V and the plaintiff’s mother (J) were married when the plaintiff was born but V immigrated to Canada five months later. S began living with J and raised the plaintiff as if he were his own son. S and J married after V and J divorced. The plaintiff and S swore affidavits stating that the plaintiff was V’s son and the plaintiff relied on the rebuttable presumption that a child born during lawful wedlock is the legitimate child of the married couple. In an attempt to rebut the presumption by showing that S was the plaintiff’s natural father, the defendants brought a motion for an order that the plaintiff and S (resident in India) provide blood samples or swabs for the purpose of DNA testing.

The lower court granted the motion, finding that DNA testing was the most reliable and expeditious method to resolve the paternity issue. With respect to the plaintiff, the order was made under s. 62 of the Court of Queen’s Bench Act (Manitoba) (in Ontario s. 105 of the Courts of Justice Act), which permits the Court to order a physical examination of a party. “Physical examination” has been held to include the composition of blood (and therefore the means to access blood). As for S, the lower court made the order invoking its “inherent jurisdiction”.

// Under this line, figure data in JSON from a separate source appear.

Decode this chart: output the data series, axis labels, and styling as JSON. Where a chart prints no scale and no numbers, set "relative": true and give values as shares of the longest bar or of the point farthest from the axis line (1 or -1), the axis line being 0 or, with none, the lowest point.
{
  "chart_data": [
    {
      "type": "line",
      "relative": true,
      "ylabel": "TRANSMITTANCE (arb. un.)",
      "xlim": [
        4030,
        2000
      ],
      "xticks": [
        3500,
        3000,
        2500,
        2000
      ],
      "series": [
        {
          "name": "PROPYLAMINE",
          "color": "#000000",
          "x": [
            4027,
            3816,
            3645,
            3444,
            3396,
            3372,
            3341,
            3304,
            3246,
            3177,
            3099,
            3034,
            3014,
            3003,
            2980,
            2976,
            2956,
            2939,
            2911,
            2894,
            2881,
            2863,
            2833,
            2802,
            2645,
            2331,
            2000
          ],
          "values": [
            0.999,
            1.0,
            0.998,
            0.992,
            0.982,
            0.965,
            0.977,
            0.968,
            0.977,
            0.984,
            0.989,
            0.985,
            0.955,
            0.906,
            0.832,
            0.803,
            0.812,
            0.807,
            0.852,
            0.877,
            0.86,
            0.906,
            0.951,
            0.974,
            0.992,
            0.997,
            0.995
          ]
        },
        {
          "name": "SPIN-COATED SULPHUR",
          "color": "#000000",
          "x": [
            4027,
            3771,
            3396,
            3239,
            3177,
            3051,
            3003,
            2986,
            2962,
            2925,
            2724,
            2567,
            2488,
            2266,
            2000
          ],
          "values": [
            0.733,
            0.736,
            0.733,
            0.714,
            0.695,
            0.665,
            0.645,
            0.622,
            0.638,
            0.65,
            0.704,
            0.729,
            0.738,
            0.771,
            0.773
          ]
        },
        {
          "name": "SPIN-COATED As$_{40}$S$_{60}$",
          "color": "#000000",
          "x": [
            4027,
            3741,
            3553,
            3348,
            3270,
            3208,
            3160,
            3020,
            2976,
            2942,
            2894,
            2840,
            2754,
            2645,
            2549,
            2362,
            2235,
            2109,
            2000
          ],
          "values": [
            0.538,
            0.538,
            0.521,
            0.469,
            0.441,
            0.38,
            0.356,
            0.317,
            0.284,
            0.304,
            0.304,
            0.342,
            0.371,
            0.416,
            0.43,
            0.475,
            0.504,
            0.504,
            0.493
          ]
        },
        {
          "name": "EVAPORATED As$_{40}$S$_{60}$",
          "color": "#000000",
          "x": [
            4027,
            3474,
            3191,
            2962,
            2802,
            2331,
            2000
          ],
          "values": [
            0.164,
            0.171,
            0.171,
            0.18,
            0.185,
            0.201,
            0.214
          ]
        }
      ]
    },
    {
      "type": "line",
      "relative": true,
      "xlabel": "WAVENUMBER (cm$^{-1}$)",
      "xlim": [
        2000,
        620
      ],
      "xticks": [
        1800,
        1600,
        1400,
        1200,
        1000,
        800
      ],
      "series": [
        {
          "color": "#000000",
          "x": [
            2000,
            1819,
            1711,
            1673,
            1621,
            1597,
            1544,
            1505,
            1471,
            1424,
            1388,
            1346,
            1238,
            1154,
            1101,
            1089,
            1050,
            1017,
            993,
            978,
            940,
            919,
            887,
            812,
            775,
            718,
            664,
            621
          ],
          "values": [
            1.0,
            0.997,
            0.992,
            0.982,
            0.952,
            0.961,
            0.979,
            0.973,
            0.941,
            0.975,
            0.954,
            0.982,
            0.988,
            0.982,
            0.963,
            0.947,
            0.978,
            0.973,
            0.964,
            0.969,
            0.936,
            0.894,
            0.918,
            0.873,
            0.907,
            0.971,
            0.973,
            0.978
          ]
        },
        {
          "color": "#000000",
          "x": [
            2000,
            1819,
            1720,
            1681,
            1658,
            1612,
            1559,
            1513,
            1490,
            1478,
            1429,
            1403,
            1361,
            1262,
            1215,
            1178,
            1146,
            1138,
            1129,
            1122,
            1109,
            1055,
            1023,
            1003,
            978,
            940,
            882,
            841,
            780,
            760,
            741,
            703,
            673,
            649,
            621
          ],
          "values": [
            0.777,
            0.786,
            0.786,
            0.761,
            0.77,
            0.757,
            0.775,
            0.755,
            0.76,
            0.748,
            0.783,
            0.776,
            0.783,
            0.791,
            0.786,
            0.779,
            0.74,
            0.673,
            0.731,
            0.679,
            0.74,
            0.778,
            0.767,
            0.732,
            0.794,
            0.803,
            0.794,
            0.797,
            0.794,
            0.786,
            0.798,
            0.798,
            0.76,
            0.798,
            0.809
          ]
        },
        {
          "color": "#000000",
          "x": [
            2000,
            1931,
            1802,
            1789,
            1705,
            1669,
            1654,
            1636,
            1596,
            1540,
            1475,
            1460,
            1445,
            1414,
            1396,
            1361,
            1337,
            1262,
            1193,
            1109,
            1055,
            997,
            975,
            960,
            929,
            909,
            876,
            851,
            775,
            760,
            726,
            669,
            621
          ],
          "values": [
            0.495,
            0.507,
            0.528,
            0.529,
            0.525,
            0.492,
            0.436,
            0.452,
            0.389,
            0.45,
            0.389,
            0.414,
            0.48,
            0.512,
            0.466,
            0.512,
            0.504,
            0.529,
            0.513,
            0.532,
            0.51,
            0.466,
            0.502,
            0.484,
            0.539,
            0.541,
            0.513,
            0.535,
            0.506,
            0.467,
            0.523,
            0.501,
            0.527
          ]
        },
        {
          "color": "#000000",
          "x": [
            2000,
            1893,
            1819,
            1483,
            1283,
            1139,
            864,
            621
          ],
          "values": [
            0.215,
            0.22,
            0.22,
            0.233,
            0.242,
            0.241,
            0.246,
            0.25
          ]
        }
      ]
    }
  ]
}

The Court of Appeal overturned the lower court. While it agreed that there was merit to DNA testing in these circumstances and there was jurisdiction to make the order with respect to the plaintiff (as he was a party to the litigation), there was no jurisdiction for the order with respect to S, a non-party and non-resident. The Court emphasized the common law recognition of the sanctity of individual privacy and of bodily integrity. It agreed though that an order that otherwise offends those rights can be made if permitted by legislation (as with a party to the litigation). However, absent legislative authority, the Court’s “inherent jurisdiction” did not extend so far as to permit it to order the removal and testing of bodily fluids of a non-party. The order was set aside as against S. Given that the testing was of no use without DNA from both the plaintiff and S, the order against the plaintiff was stayed.